A Game Without Rules is the middle portion of a trilogy that began with A Matter of Life & Death. A series of tests was set in motion to determine a kingdom’s new ruler, but among the contestants only Io and Nemas are aware that the adjudicating sorceress is running a fixed game, and her intention is failing contestants don’t just drop out, they die.

That’s pretty well all the background Alexis Deacon supplies for anyone who hasn’t read the opening story. Effort was made there to ensure readers came to know several characters, and the spotlight continues to be on them, but aside from Toras being a villainous bully there’s little clue as to what others are like in the early stages. Those who remember Nemas may be frustrated that it’s a fair way into A Game Without Rules before he appears. However, Deacon builds the background and suspense far better, and four tiers of panels on each page ensure a dense story where imagination is all. It’s clever and it’s thrilling and can constantly wrong-foot readers because that’s the way Deacon, via the sorceress, sets up the rules. There’s also the occasional reminder of the series title, referring to a curse that can’t be broken without dire consequences.

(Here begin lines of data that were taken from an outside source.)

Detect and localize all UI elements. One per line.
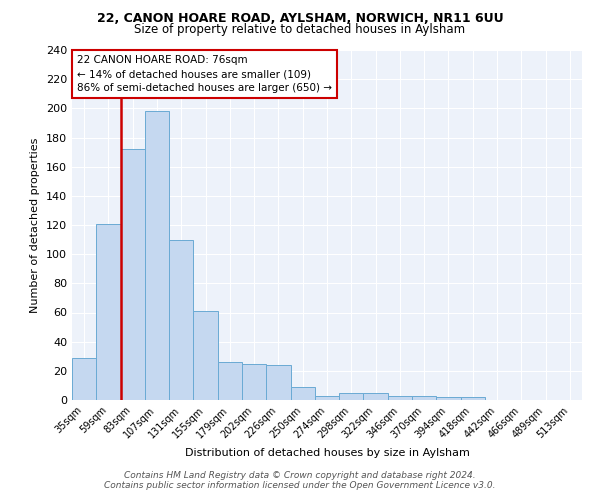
- Text: 22, CANON HOARE ROAD, AYLSHAM, NORWICH, NR11 6UU: 22, CANON HOARE ROAD, AYLSHAM, NORWICH, …: [97, 12, 503, 26]
- Bar: [412, 396, 436, 400]
- Text: Contains HM Land Registry data © Crown copyright and database right 2024.
Contai: Contains HM Land Registry data © Crown c…: [104, 470, 496, 490]
- Bar: [388, 396, 412, 400]
- Bar: [461, 397, 485, 400]
- Bar: [290, 387, 315, 400]
- Bar: [339, 392, 364, 400]
- Y-axis label: Number of detached properties: Number of detached properties: [31, 138, 40, 312]
- Text: Size of property relative to detached houses in Aylsham: Size of property relative to detached ho…: [134, 22, 466, 36]
- Bar: [121, 149, 145, 400]
- Bar: [315, 396, 339, 400]
- Bar: [364, 392, 388, 400]
- Text: 22 CANON HOARE ROAD: 76sqm
← 14% of detached houses are smaller (109)
86% of sem: 22 CANON HOARE ROAD: 76sqm ← 14% of deta…: [77, 56, 332, 94]
- Bar: [145, 112, 169, 400]
- Bar: [72, 358, 96, 400]
- Bar: [266, 365, 290, 400]
- Bar: [193, 311, 218, 400]
- Bar: [218, 362, 242, 400]
- Bar: [169, 240, 193, 400]
- Bar: [96, 224, 121, 400]
- X-axis label: Distribution of detached houses by size in Aylsham: Distribution of detached houses by size …: [185, 448, 469, 458]
- Bar: [242, 364, 266, 400]
- Bar: [436, 397, 461, 400]
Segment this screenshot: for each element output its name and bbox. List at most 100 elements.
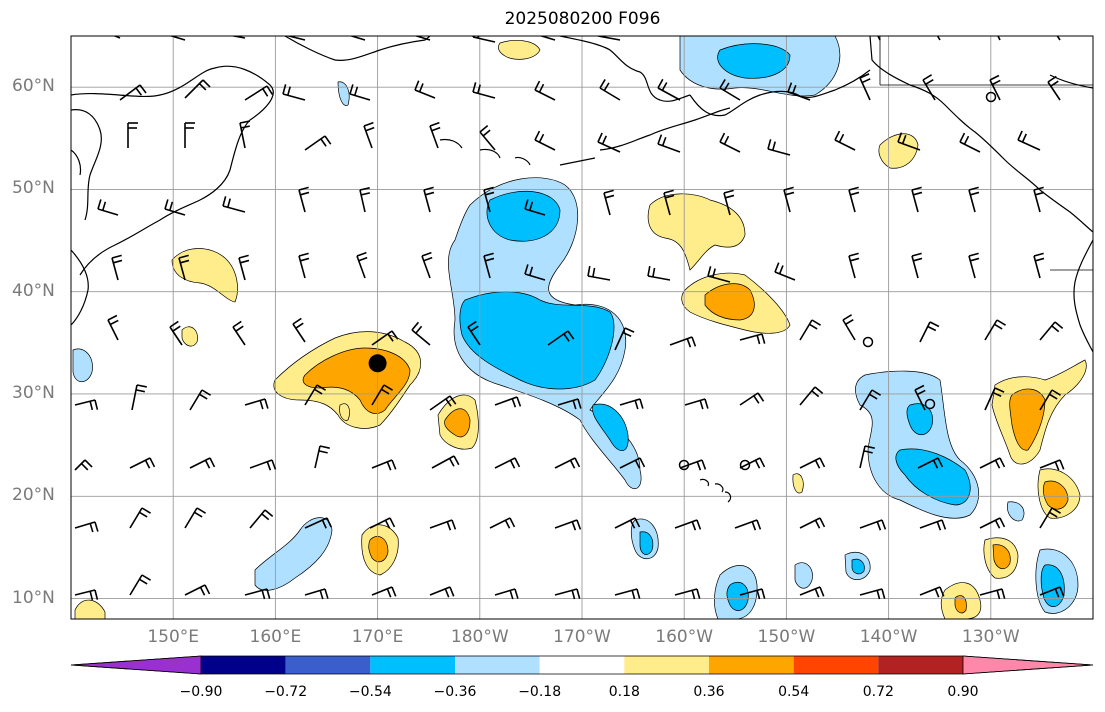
- wind-barb: [229, 36, 246, 39]
- colorbar-tick: 0.36: [693, 684, 725, 700]
- colorbar-swatch: [539, 656, 625, 674]
- lat-label-50n: 50°N: [12, 178, 55, 199]
- wind-barb: [356, 251, 368, 279]
- wind-barb: [719, 132, 741, 153]
- wind-barb: [922, 74, 936, 101]
- colorbar-swatch: [878, 656, 963, 674]
- calm-circle: [739, 459, 751, 471]
- wind-barb: [597, 132, 621, 153]
- lon-label-150w: 150°W: [757, 627, 816, 647]
- wind-barb: [1039, 321, 1064, 341]
- wind-barb: [734, 519, 762, 531]
- shade-positive-nw: [171, 248, 238, 303]
- shade-negative-tail: [592, 403, 629, 451]
- wind-barb: [663, 189, 675, 216]
- wind-barb: [349, 84, 371, 101]
- colorbar-tick: 0.54: [778, 684, 810, 700]
- wind-barb: [619, 457, 646, 469]
- colorbar-extend-low: [70, 655, 202, 675]
- wind-barb: [719, 79, 741, 101]
- map-title: 2025080200 F096: [504, 9, 661, 29]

Deacon’s art at first looks sketchy, but there’s considerable definition within that, both of people and locations, making for very busy pages. The colour is also well considered. For much of the book black and white play their parts, yet not as shadow and light, so when there’s a different colour it really stands out.

Because there are games within games, a variety of situations occur, a legal paradox being very interesting, and all the while those with greater knowledge compete against impossible odds. Deacon includes many standbys of the fairy tale, including temptation, transformations and magic, and like fairy tales there’s the occasional lack of sentimentality, an understanding that for a story to be strong an author can’t always be attached to his characters.

What at first seemed to be a young adult fantasy has broadened into something thought-provoking, original and well worth reading. The Will That Shapes the World is noted as concluding Geis, but it never appeared under that title. Instead Geis was rebranded in paperback as Curse of the Chosen, and the conclusion is found under that title.